Breakfast - eggs & bacon, and a little fruit. plus coffee (all glutton free).

Lunch - I usually work a deal, and I order two salads - that's all, just two salads. You get one anyway, so since I am passing on an entree, I will get two salads. Then I may supplement with my own side dish of almonds. And I may order ice cream for desert. They also have a vegetarian dish too...

Dinner - the seafood option, which is usually a semi-decent fish. And it comes with a few vegetables, or the steak option and veggies.. Plus the salad and ice cream…

Maybe bring along some kettle corn - there are good brands that are rather healthy and they are a few glutton free brands. Bring about 2 bags for 4 days. It's light.

Almonds are excellent too.

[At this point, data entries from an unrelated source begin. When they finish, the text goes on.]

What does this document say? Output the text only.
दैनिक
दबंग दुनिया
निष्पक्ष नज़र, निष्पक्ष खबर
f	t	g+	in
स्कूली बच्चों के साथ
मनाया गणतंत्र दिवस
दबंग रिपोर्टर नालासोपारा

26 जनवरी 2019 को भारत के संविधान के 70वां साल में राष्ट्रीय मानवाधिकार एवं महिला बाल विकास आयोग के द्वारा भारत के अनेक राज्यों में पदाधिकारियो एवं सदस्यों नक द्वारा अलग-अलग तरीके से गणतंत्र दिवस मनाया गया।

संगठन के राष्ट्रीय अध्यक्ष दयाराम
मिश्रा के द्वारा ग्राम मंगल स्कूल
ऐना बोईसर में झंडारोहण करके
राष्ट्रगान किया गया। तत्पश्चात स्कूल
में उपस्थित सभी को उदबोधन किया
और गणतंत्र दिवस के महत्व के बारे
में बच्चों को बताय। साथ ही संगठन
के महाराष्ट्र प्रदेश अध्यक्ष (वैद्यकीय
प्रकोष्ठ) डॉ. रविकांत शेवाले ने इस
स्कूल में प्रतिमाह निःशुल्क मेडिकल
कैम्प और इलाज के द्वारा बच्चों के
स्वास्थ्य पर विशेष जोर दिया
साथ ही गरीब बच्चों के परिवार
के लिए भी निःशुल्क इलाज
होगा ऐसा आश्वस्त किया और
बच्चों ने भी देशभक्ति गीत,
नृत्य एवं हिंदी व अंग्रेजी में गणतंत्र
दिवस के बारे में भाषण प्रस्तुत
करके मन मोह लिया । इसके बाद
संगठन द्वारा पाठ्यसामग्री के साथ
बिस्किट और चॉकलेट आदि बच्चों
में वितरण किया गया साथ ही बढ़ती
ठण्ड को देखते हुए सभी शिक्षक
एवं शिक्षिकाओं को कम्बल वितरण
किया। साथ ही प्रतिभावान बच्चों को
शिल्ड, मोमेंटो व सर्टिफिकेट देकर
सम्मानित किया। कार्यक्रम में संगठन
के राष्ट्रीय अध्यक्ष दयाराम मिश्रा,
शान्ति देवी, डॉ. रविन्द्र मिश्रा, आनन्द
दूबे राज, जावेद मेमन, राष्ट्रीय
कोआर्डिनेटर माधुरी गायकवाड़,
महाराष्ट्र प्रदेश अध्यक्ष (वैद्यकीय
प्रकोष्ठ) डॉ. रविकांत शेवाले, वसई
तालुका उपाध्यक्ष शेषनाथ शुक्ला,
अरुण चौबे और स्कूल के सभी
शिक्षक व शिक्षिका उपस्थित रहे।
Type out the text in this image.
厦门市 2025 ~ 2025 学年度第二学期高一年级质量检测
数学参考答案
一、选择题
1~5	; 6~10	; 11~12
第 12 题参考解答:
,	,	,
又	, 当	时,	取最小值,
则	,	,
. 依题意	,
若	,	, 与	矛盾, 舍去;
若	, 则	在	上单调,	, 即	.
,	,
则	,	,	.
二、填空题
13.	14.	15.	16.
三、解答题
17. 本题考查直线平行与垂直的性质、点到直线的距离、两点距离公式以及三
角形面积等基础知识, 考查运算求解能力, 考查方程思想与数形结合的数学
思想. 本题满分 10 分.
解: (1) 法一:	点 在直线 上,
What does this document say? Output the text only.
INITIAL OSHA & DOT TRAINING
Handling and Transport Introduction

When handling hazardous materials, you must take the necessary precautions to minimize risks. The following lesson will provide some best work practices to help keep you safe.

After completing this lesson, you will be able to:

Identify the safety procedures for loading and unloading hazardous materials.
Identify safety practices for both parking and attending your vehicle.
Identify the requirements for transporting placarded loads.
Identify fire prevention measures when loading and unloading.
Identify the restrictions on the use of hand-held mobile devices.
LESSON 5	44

You could also bring a bag of fruit, grapes, perhaps a few apples and nuts. etc...
 
B

Bonnie Bell

Guest
*** NOTE THE PRIOR POSTS ARE FROM 2012 AND 2013 ***

We are Australians travelling with another couple next year and plan to travel from SF to LA by train. Unfortunately our friend is also coeliac and type 1 diabetic so we know how true it is when you say you can't have a crumb of gluten! You have confirmed for us that we will have to provide his food while travelling on the train as he cant' risk being sick and hospitalised overseas.
 
Last edited:

NW cannonball

Conductor
Joined
Jun 28, 2012
Messages
1,555
Location
Minnesota
Bring your own food for whoever needs specific needs.

Amtrak, like all other chain-food--places -- can't possibly gurantee some perfectly "SOMETHING-FREE" food.

Nor can any restaurant, nor grocery store, nor food you get yourself off the back 40 acres.

NOT POSSIBLE! DOES NOT COMPUTE!

If you, or someone you travel with, needs food without some component of usual food where you travel.

You are on your own. That's the fact.

No restaurant, no transit system,, no nobody -- will ever guaranty that all food they offer will be not offensive to some.

not saying there shouldn't be warnings for people with allergies.